Administrators of Malacanang neighbor San Beda College (SBC) seem to have also been drawn into the influence of the Malacanang resident who wears Prada.
Fr. Ranhilio Callangan Aquino, Dean of the SBC Graduate School College of Law, seems to have taken it upon himself to lawyer for the evil regime.
“The CBCP should be the voice of sobriety. It should not jump the gun on investigations. It should be the last to join the bandwagon of popular sentiment. In fact, calls for resignation, to my mind, lack any moral moorings at all. What moral precept is it that justifies such a call?” Fr. Aquino said.
Fr. Aquino also said that a call for resignation is justified only when a government is “utterly lawless, tyrannical, despotic and oppressive.”
Hello? Where was this Benedictine priest all this time? He speaks as though all our institutions were functioning properly and as though the justice system had been successfully prosecuting the plunderers and the murderers of unarmed activists.
Now, we have this recent case of the SBC Rector and President, Fr. Mateo J. de Jesus, OSB, who is under fire from students and parents who felt betrayed when he suddenly announced the dissolution of the SBC Philosophy Department.
Philosophy is the foundation of the science of ethics and moral values. When an educational institution dumps philosophy as a legitimate college course, is it not also communicating its lack of appreciation for the science that values higher wisdom and morality?
Oddly, that seems to be what Fr. de Jesus did when he issued his March 12 letter announcing: “San Beda College, in its strategic direction toward contributing more effectively and efficiently to national development goals, has embarked on a thorough review of its courses and program offerings. As a result of this review, management has decided to close the Philosophy Department of the College with the end in view of streamlining its curricular and program offerings.”
“It is with deep regret that we now issue to you this notice prior to the closure of the Department of Philosophy which will take effect at the close of office hours on 15 April 2008.”
“San Beda College, however, hastens to advise you that it will facilitate your transfer to any of its current courses/program offerings or to any other higher educational institution of your choice,” Fr. de Jesus’ letter concluded.
Students and parents naturally reacted. They sent a letter of protest on March 26 to Rev. Fr. Roderick Salazar, SVD, Director of the CEAP in the NCR. This Chair Wrecker was supplied a copy of this letter by Mr. Eric Apolonio, father of Dean’s lister Suzanne Apolonio who was affected by the closure.
The students protested that the closure is detrimental to their education and runs counter to the very purpose and mission of a Catholic school (not to mention the 5-week notice).
“We were only informed of the school management’s decision regarding this matter after they have already decided on it. As an issue that directly affects us and the continuance of our studies, we believe that this matter should have undergone the process of consultation between the school administration and the students,” they wrote.
They added: “This event is especially detrimental to the incoming fourth year students. With only one year left to conclude studies, the closure of the department would delay the anticipated graduation of the incoming seniors.
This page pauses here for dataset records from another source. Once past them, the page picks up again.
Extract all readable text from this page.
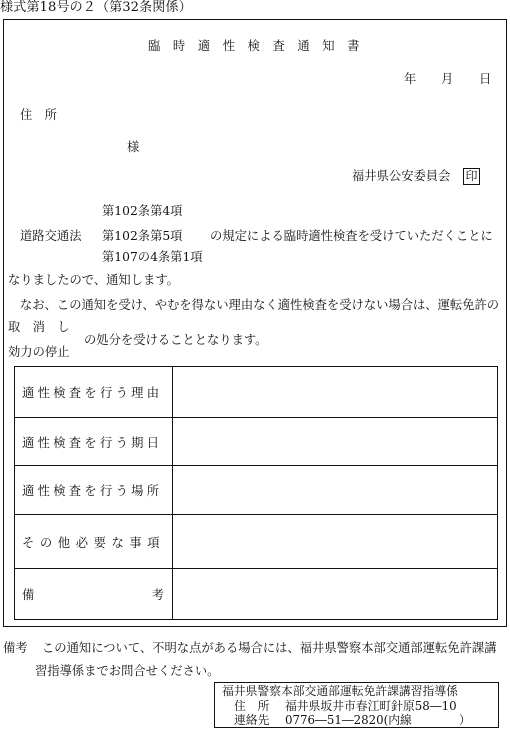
様式第18号の２（第32条関係）
臨時適性検査通知書
年 月 日
住　所
様
福井県公安委員会 印
第102条第4項
道路交通法 第102条第5項 の規定による臨時適性検査を受けていただくことに
第107の4条第1項
なりましたので、通知します。
なお、この通知を受け、やむを得ない理由なく適性検査を受けない場合は、運転免許の
取　消　し
の処分を受けることとなります。
効力の停止
適性検査を行う理由	
適性検査を行う期日	
適性検査を行う場所	
その他必要な事項	

備 考	

備考 この通知について、不明な点がある場合には、福井県警察本部交通部運転免許課講
習指導係までお問合せください。
福井県警察本部交通部運転免許課講習指導係
住　所 福井県坂井市春江町針原58―10
連絡先 0776―51―2820(内線　　　　）
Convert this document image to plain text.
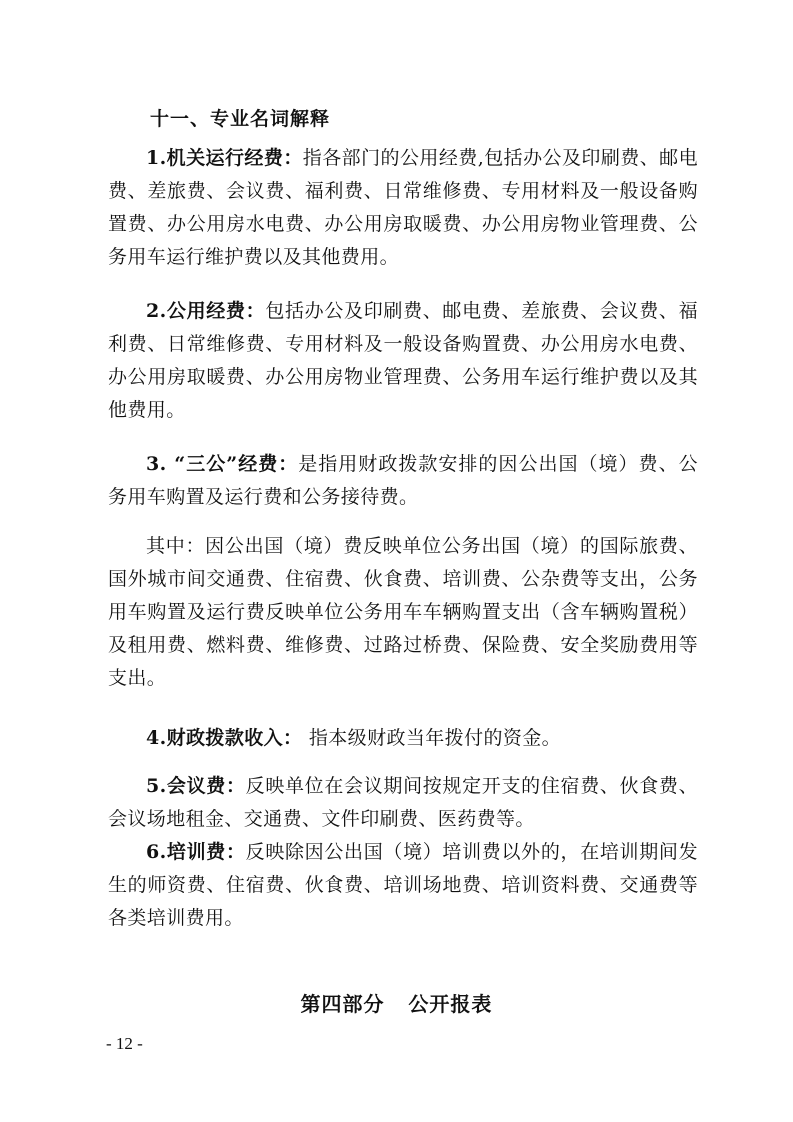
十一、专业名词解释

1.机关运行经费：指各部门的公用经费,包括办公及印刷费、邮电费、差旅费、会议费、福利费、日常维修费、专用材料及一般设备购置费、办公用房水电费、办公用房取暖费、办公用房物业管理费、公务用车运行维护费以及其他费用。

2.公用经费：包括办公及印刷费、邮电费、差旅费、会议费、福利费、日常维修费、专用材料及一般设备购置费、办公用房水电费、办公用房取暖费、办公用房物业管理费、公务用车运行维护费以及其他费用。

3. “三公”经费：是指用财政拨款安排的因公出国（境）费、公务用车购置及运行费和公务接待费。

其中：因公出国（境）费反映单位公务出国（境）的国际旅费、国外城市间交通费、住宿费、伙食费、培训费、公杂费等支出，公务用车购置及运行费反映单位公务用车车辆购置支出（含车辆购置税）及租用费、燃料费、维修费、过路过桥费、保险费、安全奖励费用等支出。

4.财政拨款收入： 指本级财政当年拨付的资金。

5.会议费：反映单位在会议期间按规定开支的住宿费、伙食费、会议场地租金、交通费、文件印刷费、医药费等。

6.培训费：反映除因公出国（境）培训费以外的，在培训期间发生的师资费、住宿费、伙食费、培训场地费、培训资料费、交通费等各类培训费用。

第四部分   公开报表

- 12 -
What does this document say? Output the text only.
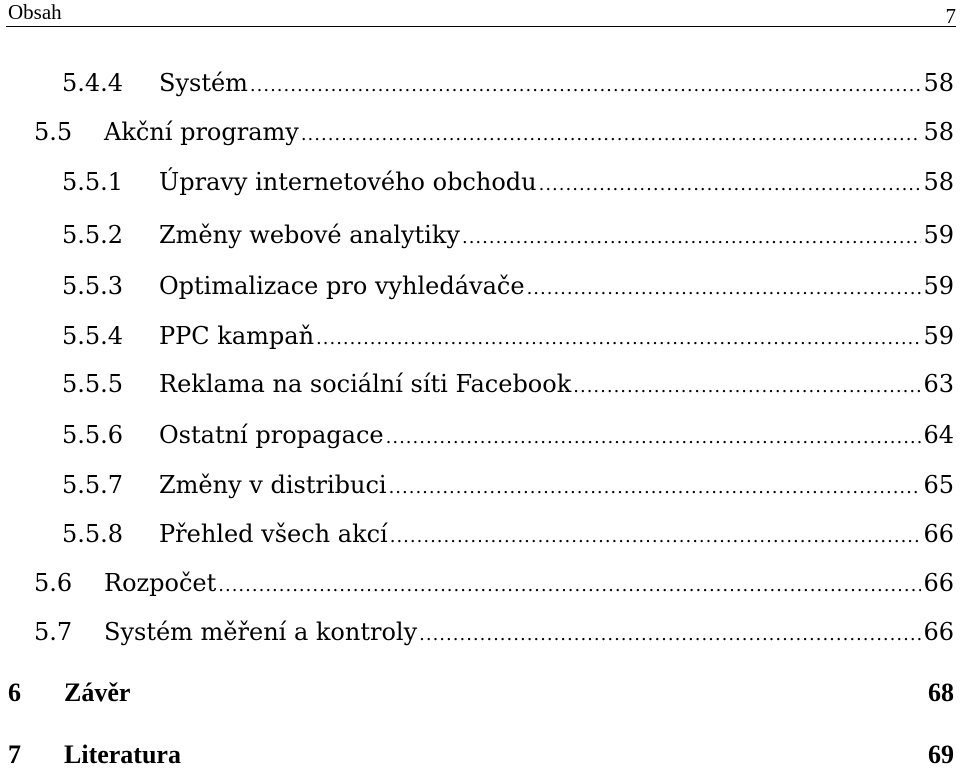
Obsah	7
5.4.4	Systém .....	58
5.5	Akční programy .....	58
5.5.1	Úpravy internetového obchodu .....	58
5.5.2	Změny webové analytiky .....	59
5.5.3	Optimalizace pro vyhledávače .....	59
5.5.4	PPC kampaň .....	59
5.5.5	Reklama na sociální síti Facebook .....	63
5.5.6	Ostatní propagace .....	64
5.5.7	Změny v distribuci .....	65
5.5.8	Přehled všech akcí .....	66
5.6	Rozpočet .....	66
5.7	Systém měření a kontroly .....	66
6	Závěr	68
7	Literatura	69
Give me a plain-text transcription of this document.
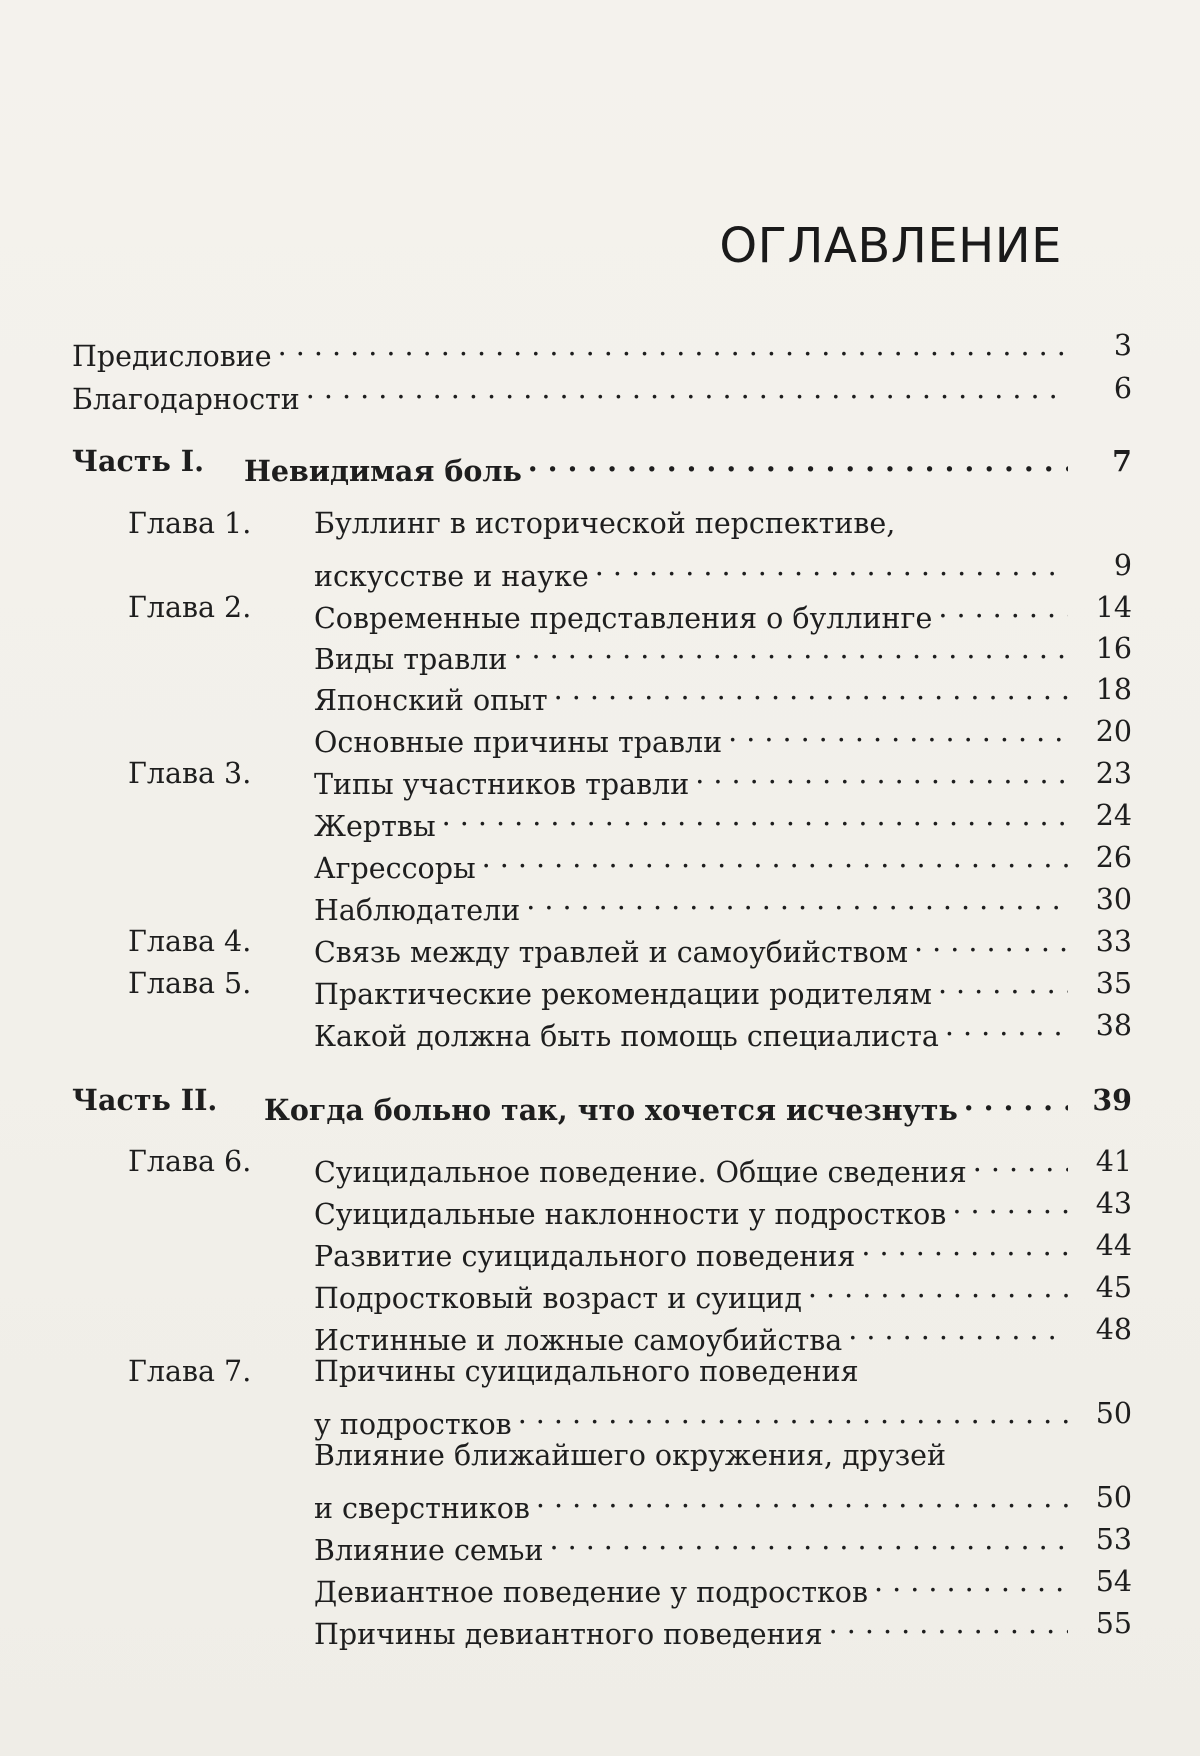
ОГЛАВЛЕНИЕ
Предисловие . . .	3
Благодарности . . .	6
Часть I. Невидимая боль . . .	7
Глава 1. Буллинг в исторической перспективе,
искусстве и науке . . .	9
Глава 2. Современные представления о буллинге . . .	14
Виды травли . . .	16
Японский опыт . . .	18
Основные причины травли . . .	20
Глава 3. Типы участников травли . . .	23
Жертвы . . .	24
Агрессоры . . .	26
Наблюдатели . . .	30
Глава 4. Связь между травлей и самоубийством . . .	33
Глава 5. Практические рекомендации родителям . . .	35
Какой должна быть помощь специалиста . . .	38
Часть II. Когда больно так, что хочется исчезнуть . . .	39
Глава 6. Суицидальное поведение. Общие сведения . . .	41
Суицидальные наклонности у подростков . . .	43
Развитие суицидального поведения . . .	44
Подростковый возраст и суицид . . .	45
Истинные и ложные самоубийства . . .	48
Глава 7. Причины суицидального поведения
у подростков . . .	50
Влияние ближайшего окружения, друзей
и сверстников . . .	50
Влияние семьи . . .	53
Девиантное поведение у подростков . . .	54
Причины девиантного поведения . . .	55
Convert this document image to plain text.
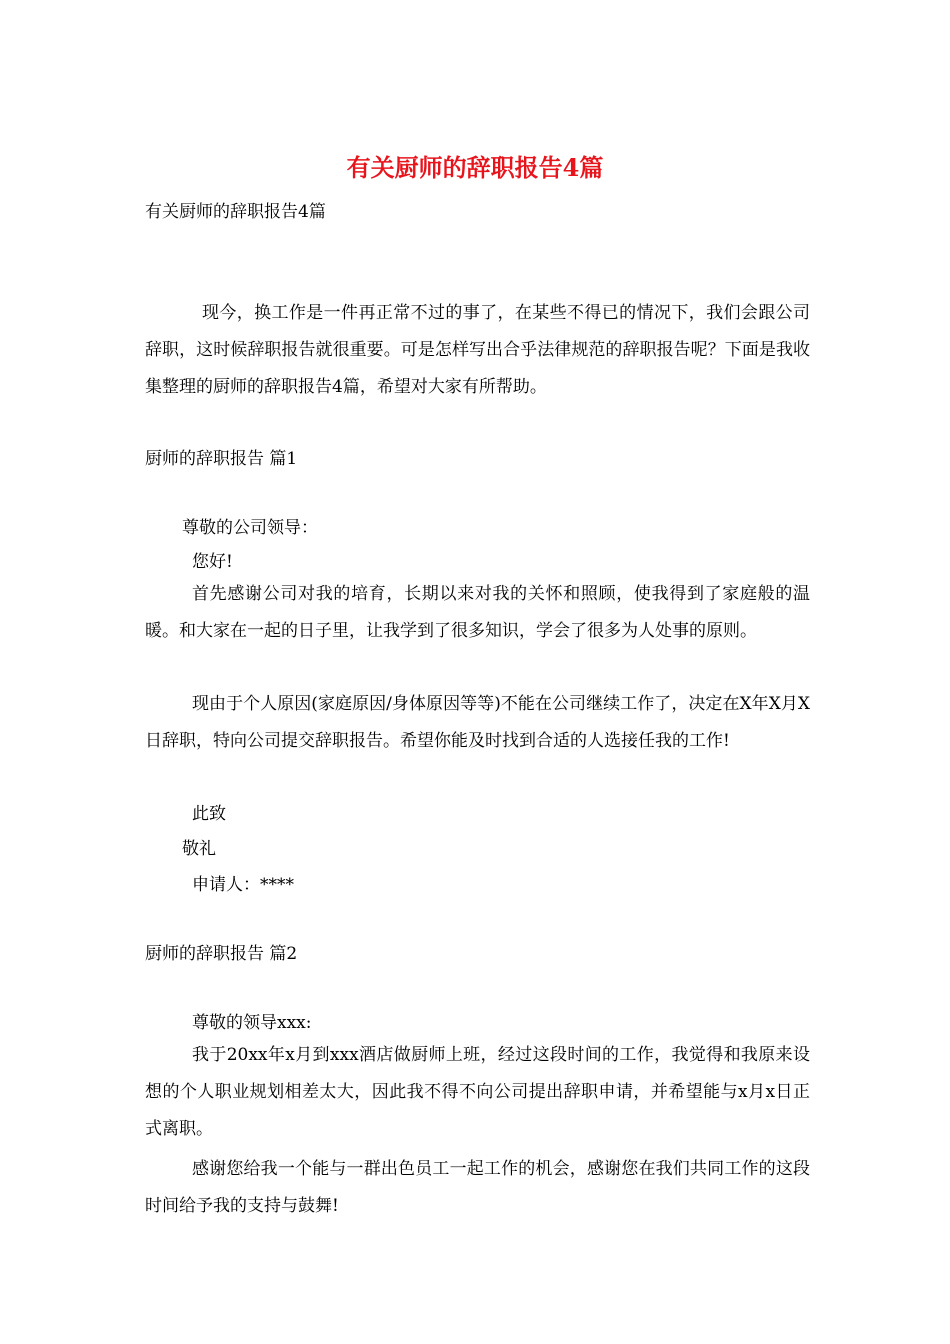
有关厨师的辞职报告4篇

有关厨师的辞职报告4篇

现今，换工作是一件再正常不过的事了，在某些不得已的情况下，我们会跟公司辞职，这时候辞职报告就很重要。可是怎样写出合乎法律规范的辞职报告呢？下面是我收集整理的厨师的辞职报告4篇，希望对大家有所帮助。

厨师的辞职报告 篇1

尊敬的公司领导：

您好!

首先感谢公司对我的培育，长期以来对我的关怀和照顾，使我得到了家庭般的温暖。和大家在一起的日子里，让我学到了很多知识，学会了很多为人处事的原则。

现由于个人原因(家庭原因/身体原因等等)不能在公司继续工作了，决定在X年X月X日辞职，特向公司提交辞职报告。希望你能及时找到合适的人选接任我的工作!

此致

敬礼

申请人：****

厨师的辞职报告 篇2

尊敬的领导xxx:

我于20xx年x月到xxx酒店做厨师上班，经过这段时间的工作，我觉得和我原来设想的个人职业规划相差太大，因此我不得不向公司提出辞职申请，并希望能与x月x日正式离职。

感谢您给我一个能与一群出色员工一起工作的机会，感谢您在我们共同工作的这段时间给予我的支持与鼓舞!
As it appears, the efforts we have exerted to be able to surpass the hurdles of philosophy and human resource development would all end to a waste.”
The students cited their rights under Section 61 of the Manual of Regulations for Private Schools which state: “Admission to any private school is open to all pupils and students who meet its specific standards, requirements and regulations as expressed in printed publications or other written material. Except in cases of academic delinquency, violation of school rules and regulations, the closure of the school itself, the pupil or student who qualifies for enrolment is qualified to stay for the entire period in which he is expected to complete course in a school, without prejudice to his right to transfer to other schools within the prescribed period.”
They even called to task the SBC administrators for violating the demands of mutual dialogue as stated in the Second Vatican Council: “In consequence of the principle of participation and co-responsibility the various groupings which constitute the educational community are, according to their several competencies, to be associated in decision-making concerning the Catholic School and in the application of decisions once taken.”
Philosophy has served as foundation for the more ethically-inclined aspiring lawyers. For a school that has consistently produced good lawyers, it is so unusual that San Beda College is ditching its Philosophy Department.